Em comparação com os quadrinhos, as ideias de Moore sobre totalitarismo, anarquia e perseguição aos "diferentes" ficaram um pouco diluídas, e, se não há abuso em efeitos especiais, as cenas de V com as adagas imprimem um ar de super-herói que não existe no personagem original. Já Evey deixou de ser uma jovem ingênua e com um pé na prostituição para virar uma latente Joana D'Arc — e sua relação com V ganhou um toque romanceado de O Fantasma da Ópera.
Mas V de Vingança atinge contundência aludindo ao clima político e social do século 21 nas grandes potências do Ocidente. Leva realidade disfarçada de ficção a quem talvez estivesse só à procura de fantasia. "O medo tornou-se ferramenta fundamental deste governo", diz, por exemplo, um personagem, em referência que vale para vários governantes — na época, servia para a administração de George W. Bush, com sua Guerra ao Terror, nos Estados Unidos. A tática da polícia secreta de cobrir a cabeça dos prisioneiros com capuzes pretos remetia ao escândalo dos iraquianos presos em Abu Ghraib.

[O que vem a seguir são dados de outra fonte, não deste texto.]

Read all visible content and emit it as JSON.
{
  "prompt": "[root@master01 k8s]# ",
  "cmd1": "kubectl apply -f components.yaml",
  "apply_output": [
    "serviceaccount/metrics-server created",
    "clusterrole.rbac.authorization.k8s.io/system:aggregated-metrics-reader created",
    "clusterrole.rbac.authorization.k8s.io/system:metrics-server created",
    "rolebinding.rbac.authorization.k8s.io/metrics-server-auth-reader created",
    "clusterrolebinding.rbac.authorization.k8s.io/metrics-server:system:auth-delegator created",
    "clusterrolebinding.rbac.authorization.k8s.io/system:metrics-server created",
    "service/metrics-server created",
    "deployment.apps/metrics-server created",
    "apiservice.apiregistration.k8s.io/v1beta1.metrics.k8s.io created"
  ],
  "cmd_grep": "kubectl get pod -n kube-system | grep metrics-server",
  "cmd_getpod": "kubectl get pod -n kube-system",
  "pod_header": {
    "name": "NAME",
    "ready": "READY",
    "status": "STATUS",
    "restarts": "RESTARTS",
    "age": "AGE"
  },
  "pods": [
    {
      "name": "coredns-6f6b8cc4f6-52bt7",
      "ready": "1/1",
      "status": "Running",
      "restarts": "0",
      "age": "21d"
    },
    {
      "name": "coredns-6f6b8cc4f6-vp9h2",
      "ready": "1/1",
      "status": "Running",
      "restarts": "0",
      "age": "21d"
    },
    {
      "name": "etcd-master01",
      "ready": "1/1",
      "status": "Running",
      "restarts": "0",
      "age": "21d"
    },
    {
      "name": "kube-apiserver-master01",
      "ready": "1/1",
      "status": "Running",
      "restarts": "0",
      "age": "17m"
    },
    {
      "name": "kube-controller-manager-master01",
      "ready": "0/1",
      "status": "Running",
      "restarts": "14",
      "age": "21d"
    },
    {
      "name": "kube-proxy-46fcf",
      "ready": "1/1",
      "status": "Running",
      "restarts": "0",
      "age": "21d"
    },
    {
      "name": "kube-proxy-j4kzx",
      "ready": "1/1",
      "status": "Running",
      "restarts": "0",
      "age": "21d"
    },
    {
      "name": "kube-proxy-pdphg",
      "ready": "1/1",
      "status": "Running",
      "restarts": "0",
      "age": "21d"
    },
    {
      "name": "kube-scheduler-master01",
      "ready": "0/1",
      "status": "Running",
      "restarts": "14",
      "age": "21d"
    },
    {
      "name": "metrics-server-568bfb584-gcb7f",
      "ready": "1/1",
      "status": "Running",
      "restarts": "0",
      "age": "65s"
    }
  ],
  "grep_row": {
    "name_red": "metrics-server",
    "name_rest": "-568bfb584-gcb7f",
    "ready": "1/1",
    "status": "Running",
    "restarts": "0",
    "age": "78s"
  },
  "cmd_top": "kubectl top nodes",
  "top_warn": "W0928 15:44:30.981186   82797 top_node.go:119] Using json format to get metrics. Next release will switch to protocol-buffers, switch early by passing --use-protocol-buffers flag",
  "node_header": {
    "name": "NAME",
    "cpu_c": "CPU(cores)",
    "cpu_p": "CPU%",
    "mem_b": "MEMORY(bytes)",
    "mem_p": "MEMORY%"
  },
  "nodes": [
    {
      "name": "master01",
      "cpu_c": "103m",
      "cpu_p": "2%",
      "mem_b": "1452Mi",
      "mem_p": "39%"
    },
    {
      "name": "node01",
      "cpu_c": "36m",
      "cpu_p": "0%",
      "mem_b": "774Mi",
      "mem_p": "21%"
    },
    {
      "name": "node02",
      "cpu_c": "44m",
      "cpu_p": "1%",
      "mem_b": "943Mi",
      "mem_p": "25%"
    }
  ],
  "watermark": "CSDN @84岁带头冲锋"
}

A escalação do elenco, por sua vez, parece um aceno à máxima de que a história pode se repetir como farsa — ou de que os papéis podem se inverter conforme sopram os ventos políticos. De um lado, temos, como o libertário V, Hugo Weaving, que representava o Sistema em Matrix (o agente Smith); do outro, John Hurt, que fez uma vítima do Estado totalitário na versão cinematográfica de 1984, encarna agora um ditador.